Mira opened her eyes and saw the Raptors hovering around the platform. On one of them, balanced on the fuselage, were two figures. Rose and Zoey. Zoey stood in the center, her eyes glowing with golden energy, holding hands with Rose. She looked at Mira. Mira looked back.

“Hi, Mira…” Zoey said. Mira felt her emotions begin to ignite and spread.

Then the golden light in Zoey’s eyes faded and the little girl collapsed to the platform.

 

48.
LOVE

THROUGH THE PAIN,
Zoey was aware of only two things. A thick, electriclike oscillation in her mind, that slowed her thoughts and kept control of her body at a distance. She could barely move, and her insides felt … wrong. Like tiny parts of her had been scrambled up and put in the wrong places. She was badly hurt, but it was always going to be this way. She had made her bargain, and the time to finish it was here.

The second thing she noticed was some kind of furry creature. She could hear it whining, could feel its warm, wet tongue on her cheeks.

A small smile formed on her face. Zoey opened her eyes and saw the dog that had become her friend hovering over her protectively, staring down into her eyes.
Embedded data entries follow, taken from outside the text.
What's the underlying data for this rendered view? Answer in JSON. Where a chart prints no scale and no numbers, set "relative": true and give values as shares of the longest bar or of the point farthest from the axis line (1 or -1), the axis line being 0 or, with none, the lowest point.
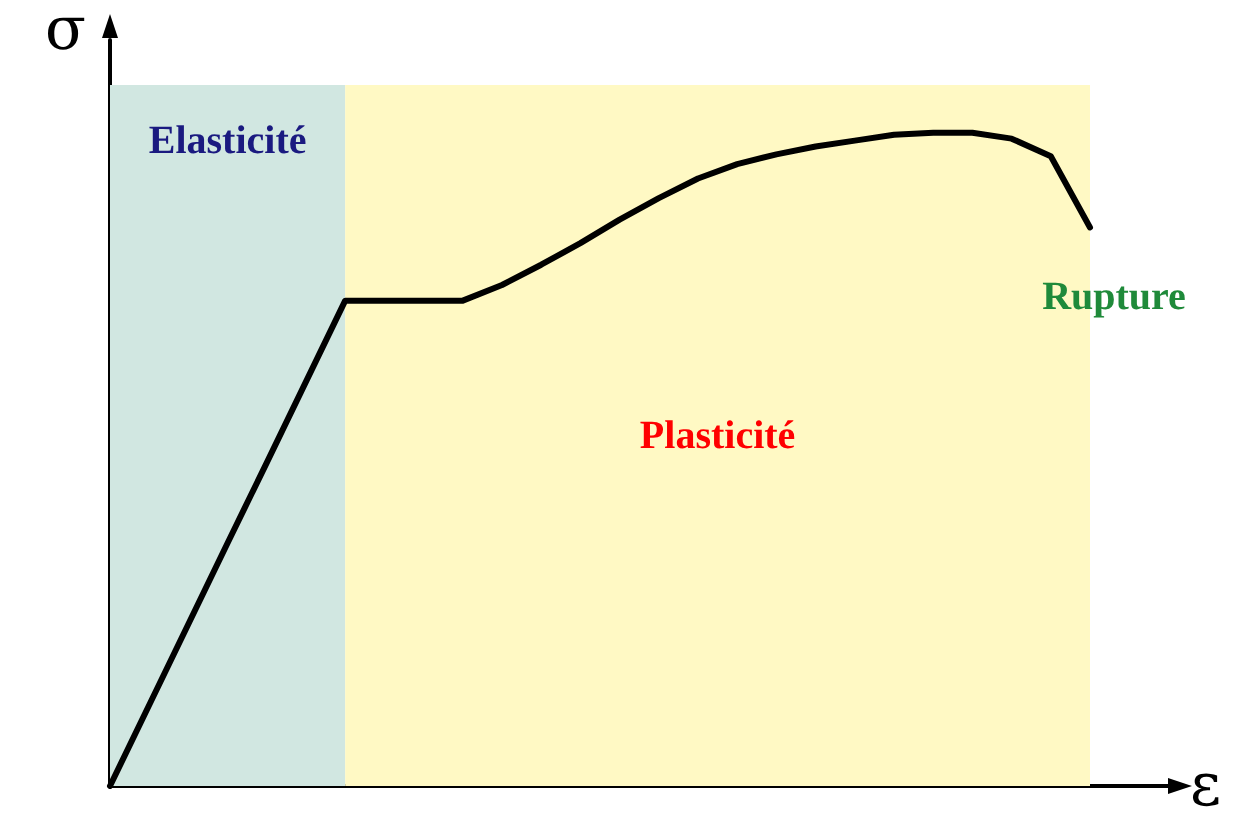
{
  "chart_data": {
    "type": "line",
    "relative": true,
    "xlabel": "ε",
    "ylabel": "σ",
    "categories": [
      null,
      null,
      null,
      null,
      null,
      null,
      null,
      null,
      null,
      null,
      null,
      null,
      null,
      null,
      null,
      null,
      null,
      null,
      null,
      null,
      null,
      null,
      null,
      null,
      null,
      null
    ],
    "series": [
      {
        "color": "#000000",
        "values": [
          0,
          0.124,
          0.248,
          0.372,
          0.495,
          0.619,
          0.743,
          0.743,
          0.743,
          0.743,
          0.767,
          0.798,
          0.831,
          0.867,
          0.9,
          0.93,
          0.952,
          0.967,
          0.979,
          0.988,
          0.997,
          1,
          1,
          0.991,
          0.964,
          0.855
        ]
      }
    ],
    "annotations": [
      "Elasticité",
      "Plasticité",
      "Rupture"
    ],
    "grid": false,
    "marker": "none",
    "line_style": "solid"
  }
}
“The Max…” Zoey breathed weakly.

Her vision was blurred, images seemed to twist and distort. It wasn’t something that would get better, she knew. The entities inside her were gone now, but they had done their damage. She could barely detect the Feelings, they were just a weak set of sensations now, and getting weaker by the moment, just like her. It made her sad, feeling them diminish and fade. They’d become a part of her, a friend in their own way, and through her experiences come to believe in her. They did what they could, and hopefully it would be enough.

The blurry sight of the two people who moved toward her gave her faith that it would.

Zoey couldn’t see their features anymore, but she knew them both. She could sense the same mixture of emotions coming from them: relief at finding her, guilt at not doing it sooner, anger and anguish at how hurt she was, and of course … love. They loved her and she loved them. It was why she needed them.

Mira and Holt swept the girl into their arms. Max barked and jumped back and forth.

“You found me…” Zoey heard herself whisper.